I ignored the aid stations and kept on. At mile 40, my young teammate Chris (he will go pro next year) passed me. He mentioned that Richard was chasing after me. I was glad that he will have a better time because of it.

There was one climb where I almost slowed to a crawl. I’ve had trouble with my chain ring shifter, and this wouldn’t be any different. Got through it okay and continued on.

The views were great. Hundreds of vineyards, and about a dozen wineries along the way. The bike route takes you around 4 wine-growing regions in that valley. I forget the names.

I passed a teammate who was replacing a flat around mile 50. He had several and was having a rough day. I also pass another coach who was carrying his bike; he had a catastrophic crank failure and would walk 5 miles to T2.

Oh yeah, my Garmin was on the wrong display so I couldn’t tell distances covered easily. And my bike computer bottom display didn’t make sense either. I just went for pace and noted the distances by the number of aids stations passed.

T2: 0:04:19.9

The dismount line was quite far away from the bike. Had trouble walking so that took a while. In the meantime, Richard arrive about 2 minutes after me. He had set up just 1 rack next to mine, so we talked about the coach for a bit. He went out ahead while I took my time checking my stuff. Did I mention I take too much time at transitions?

Run: 2:00:43.6

I’ve seen the course from the day before. The heat was blazing overhead at this point. Plenty of walkers more than runners. I would search for ice and was allowing it to melt on my tongue. It did plenty for lowering my body temps.

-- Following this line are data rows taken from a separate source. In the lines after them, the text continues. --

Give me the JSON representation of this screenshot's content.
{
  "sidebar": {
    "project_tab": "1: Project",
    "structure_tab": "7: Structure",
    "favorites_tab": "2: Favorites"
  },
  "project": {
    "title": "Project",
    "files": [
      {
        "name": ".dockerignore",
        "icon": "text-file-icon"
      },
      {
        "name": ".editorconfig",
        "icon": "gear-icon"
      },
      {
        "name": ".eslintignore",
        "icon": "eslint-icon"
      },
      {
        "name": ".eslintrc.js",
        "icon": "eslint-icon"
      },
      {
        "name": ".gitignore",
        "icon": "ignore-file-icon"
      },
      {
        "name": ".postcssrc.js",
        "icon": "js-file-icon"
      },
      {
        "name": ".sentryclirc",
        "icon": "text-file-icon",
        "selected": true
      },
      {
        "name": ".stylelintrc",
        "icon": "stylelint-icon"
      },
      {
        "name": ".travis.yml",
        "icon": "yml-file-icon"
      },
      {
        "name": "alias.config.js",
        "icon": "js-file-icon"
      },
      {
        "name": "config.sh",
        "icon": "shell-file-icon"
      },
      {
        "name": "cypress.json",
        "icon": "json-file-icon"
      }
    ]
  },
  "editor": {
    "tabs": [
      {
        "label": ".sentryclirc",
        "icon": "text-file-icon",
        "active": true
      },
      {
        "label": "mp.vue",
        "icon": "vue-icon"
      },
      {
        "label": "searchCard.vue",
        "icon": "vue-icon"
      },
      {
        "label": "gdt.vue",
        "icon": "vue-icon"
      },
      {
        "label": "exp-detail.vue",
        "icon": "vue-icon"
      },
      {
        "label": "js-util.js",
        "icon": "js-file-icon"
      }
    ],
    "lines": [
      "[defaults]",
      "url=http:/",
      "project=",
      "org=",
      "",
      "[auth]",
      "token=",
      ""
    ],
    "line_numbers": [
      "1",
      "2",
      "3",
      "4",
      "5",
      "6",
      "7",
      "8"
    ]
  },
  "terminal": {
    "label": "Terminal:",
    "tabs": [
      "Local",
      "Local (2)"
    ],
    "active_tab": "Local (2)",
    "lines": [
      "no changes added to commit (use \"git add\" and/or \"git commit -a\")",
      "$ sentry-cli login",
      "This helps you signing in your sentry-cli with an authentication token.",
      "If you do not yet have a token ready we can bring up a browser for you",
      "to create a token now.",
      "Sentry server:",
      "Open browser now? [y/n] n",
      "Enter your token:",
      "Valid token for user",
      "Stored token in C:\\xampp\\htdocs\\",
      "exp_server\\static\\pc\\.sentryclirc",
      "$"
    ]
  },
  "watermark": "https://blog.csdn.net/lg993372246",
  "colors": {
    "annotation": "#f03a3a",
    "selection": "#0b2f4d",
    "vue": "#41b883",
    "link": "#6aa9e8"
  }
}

I looked at the wall time and compared how much time I had to run in. My late race goal became to come in under 6:00. I think if I had gone after getting close to 5:30, it would have been doable. Unfortunately, I execute my plan really well and there is no changing it once in place.

My coach and Chris would hi-five me along the way. Chris was as happy as can be (finishing the run in 1:35).

The halfway point was at La Crema winery. I was still on very easy pace and running fine. I passed Richard at mile 4 but somehow didn’t see him. I saw him on the other side of the road just as I was exiting the winery.

The rest of the time, I was looking for orange in the crowd. It was fun to cheer my teammates on. The heat was just getting to everyone. But you soldier on.

I would finish just as the clock was showing 12:36 or 6:00 for the wave ahead of me. My task was done!